I come from a large family full of mental issues. We have alcoholics, one known suicide, many attempted suicides, at least two schizophrenics, at least two autistics, a whole bunch of drug addicts and some that just haven't been classified but surely need to be. My current adaptive measure is to take care of my daughter, who is autistic, and to ignore the rest of them, because one is about all I have the patience for, realistically. And that includes my nutcase of a mother.
I would like to be understanding. Right now, I am supportive of disabilities that include the autism spectrum and mental retardation, and it's lovely to help folks "be all they can be" and see them start to develop a sense of purpose in life. I am regularly in contact with folks who have all the other issues, as they don't have good support systems and self medicate, and wind up in my ICU with problems that ultimately, hark back to mental illness and their inability to deal with it. All I can do is adapt in how I respond to them, attempt to suspend judgement and try for the barest of behavioral contracts with them: I'll be nice if you be nice, and this is what the rules say, etc.
I will say that I see parallel, but not the same, types of reactions with regard to other chronic, currently incurable conditions and having been smacked in the last year with RA, I can see why nurses don't routinely share their struggles with other nurses. My patients are more understanding of my issues than my coworkers. I don't talk to all of them, but when I start to preach biofeedback, I reference that I have a reason to be concerned about how I personally take pain meds, and this is how I manage and stay away from a narcotic dependency, at least for this year. Most patients love to see a nurse working who is human, who overcomes adversity to help others. It's inspiring.

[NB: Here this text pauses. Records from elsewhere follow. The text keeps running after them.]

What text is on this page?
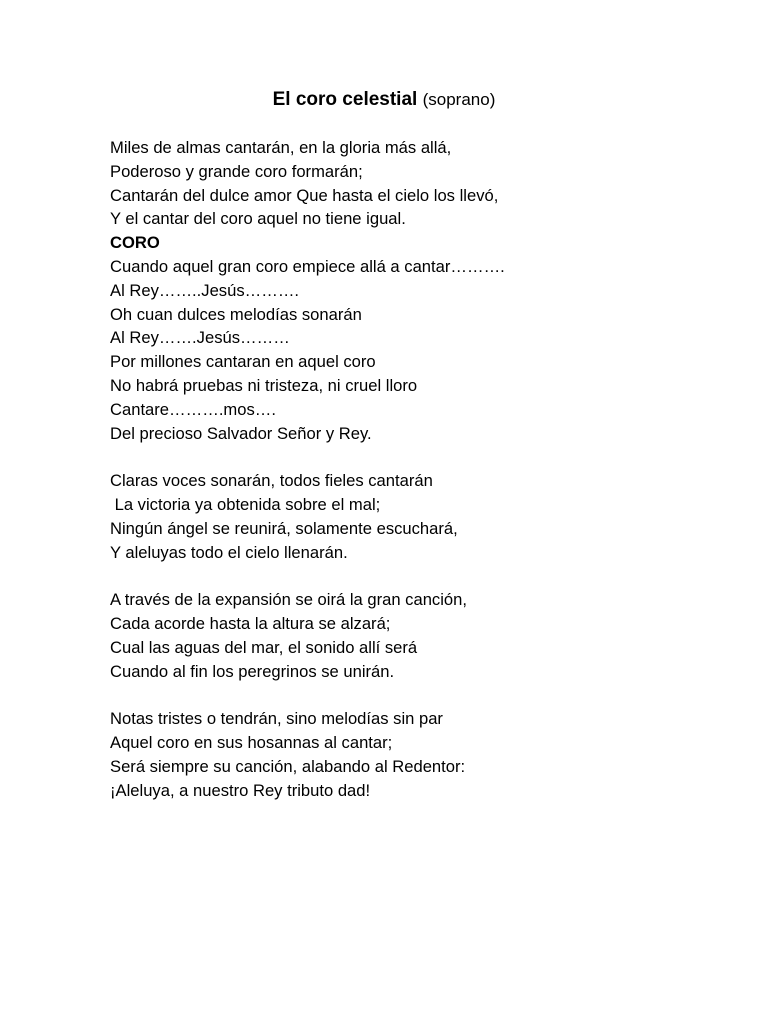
El coro celestial (soprano)
Miles de almas cantarán, en la gloria más allá,
Poderoso y grande coro formarán;
Cantarán del dulce amor Que hasta el cielo los llevó,
Y el cantar del coro aquel no tiene igual.
CORO
Cuando aquel gran coro empiece allá a cantar……….
Al Rey……..Jesús……….
Oh cuan dulces melodías sonarán
Al Rey…….Jesús………
Por millones cantaran en aquel coro
No habrá pruebas ni tristeza, ni cruel lloro
Cantare……….mos….
Del precioso Salvador Señor y Rey.
Claras voces sonarán, todos fieles cantarán
La victoria ya obtenida sobre el mal;
Ningún ángel se reunirá, solamente escuchará,
Y aleluyas todo el cielo llenarán.
A través de la expansión se oirá la gran canción,
Cada acorde hasta la altura se alzará;
Cual las aguas del mar, el sonido allí será
Cuando al fin los peregrinos se unirán.
Notas tristes o tendrán, sino melodías sin par
Aquel coro en sus hosannas al cantar;
Será siempre su canción, alabando al Redentor:
¡Aleluya, a nuestro Rey tributo dad!
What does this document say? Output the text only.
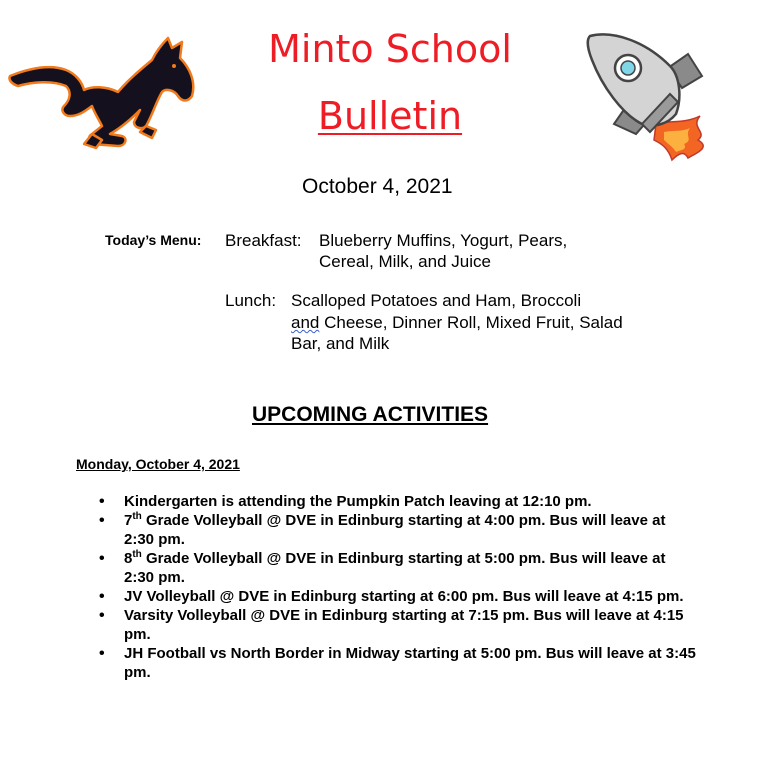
Minto School
Bulletin
October 4, 2021
Today’s Menu: Breakfast: Blueberry Muffins, Yogurt, Pears,
Cereal, Milk, and Juice
Lunch: Scalloped Potatoes and Ham, Broccoli
and Cheese, Dinner Roll, Mixed Fruit, Salad
Bar, and Milk
UPCOMING ACTIVITIES
Monday, October 4, 2021
• Kindergarten is attending the Pumpkin Patch leaving at 12:10 pm.
• 7th Grade Volleyball @ DVE in Edinburg starting at 4:00 pm. Bus will leave at 2:30 pm.
• 8th Grade Volleyball @ DVE in Edinburg starting at 5:00 pm. Bus will leave at 2:30 pm.
• JV Volleyball @ DVE in Edinburg starting at 6:00 pm. Bus will leave at 4:15 pm.
• Varsity Volleyball @ DVE in Edinburg starting at 7:15 pm. Bus will leave at 4:15 pm.
• JH Football vs North Border in Midway starting at 5:00 pm. Bus will leave at 3:45 pm.
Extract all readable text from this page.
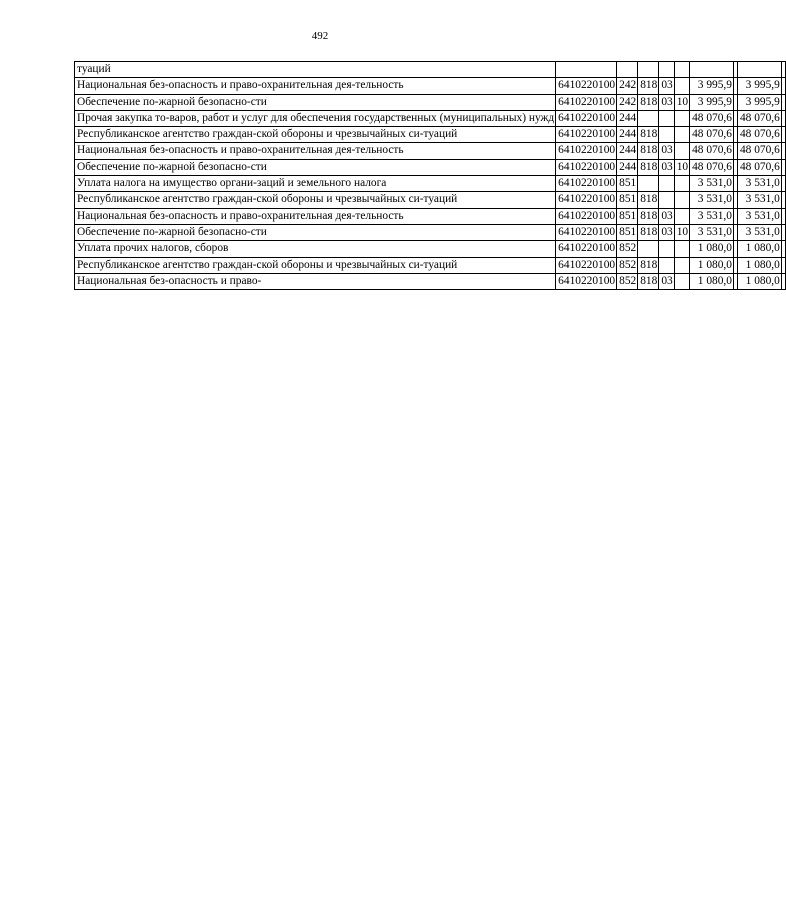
492
туаций									
Национальная без-опасность и право-охранительная дея-тельность	6410220100	242	818	03		3 995,9		3 995,9	
Обеспечение по-жарной безопасно-сти	6410220100	242	818	03	10	3 995,9		3 995,9	
Прочая закупка то-варов, работ и услуг для обеспечения государственных (муниципальных) нужд	6410220100	244				48 070,6		48 070,6	
Республиканское агентство граждан-ской обороны и чрезвычайных си-туаций	6410220100	244	818			48 070,6		48 070,6	
Национальная без-опасность и право-охранительная дея-тельность	6410220100	244	818	03		48 070,6		48 070,6	
Обеспечение по-жарной безопасно-сти	6410220100	244	818	03	10	48 070,6		48 070,6	
Уплата налога на имущество органи-заций и земельного налога	6410220100	851				3 531,0		3 531,0	
Республиканское агентство граждан-ской обороны и чрезвычайных си-туаций	6410220100	851	818			3 531,0		3 531,0	
Национальная без-опасность и право-охранительная дея-тельность	6410220100	851	818	03		3 531,0		3 531,0	
Обеспечение по-жарной безопасно-сти	6410220100	851	818	03	10	3 531,0		3 531,0	
Уплата прочих налогов, сборов	6410220100	852				1 080,0		1 080,0	
Республиканское агентство граждан-ской обороны и чрезвычайных си-туаций	6410220100	852	818			1 080,0		1 080,0	
Национальная без-опасность и право-	6410220100	852	818	03		1 080,0		1 080,0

Only once have I heard of a nurse discussing their own mental struggles with a patient, and it's because that coworker shared with me the gist of their conversation after the patient was, later, successful in her quest to leave this life. I don't think that nurse has really processed how to feel about it, and may come back to it time and time again, but that's just my guess. That is where the parallel breaks down; those with MI feel that maybe no one, patient or coworker and likely not even family, will understand the issues. I certainly don't; the closest I've come is a reaction to prednisone and I knew at the time that the effect would be temporary, although it was really interesting. I'm at risk for any of the things that my family has in their history, maybe not schizophrenia or autism since I'm middle-aged and would have been diagnosed or dysfunctional before now, but certainly addiction, depression, those are still things that could come around and visit.
I don't know why I can't understand, except maybe that it requires personal experience to do so. All I can do is try to accept. Those that deal with these things personally, know that I am thankful for your honesty, and I wish the gap could be bridged more successfully.
I am one of the nurses who tells people they are not supposed to be "pain free" at all times. I tell preops they are going to have pain, but we will try for taking the edge off. I tell postops it's supposed to hurt. I tell chronics you aren't supposed to feel "good" after you take pain meds, the best you should hope for is neutral and the ability to function. If you feel really good, you took too much. I preach biofeedback till I am blue in the face, people do not want to listen. I can't make a dent in this problem, but I take my own advice, and I guess that's the best I can do, is to keep working, and to keep talking in case someone accidentally listens.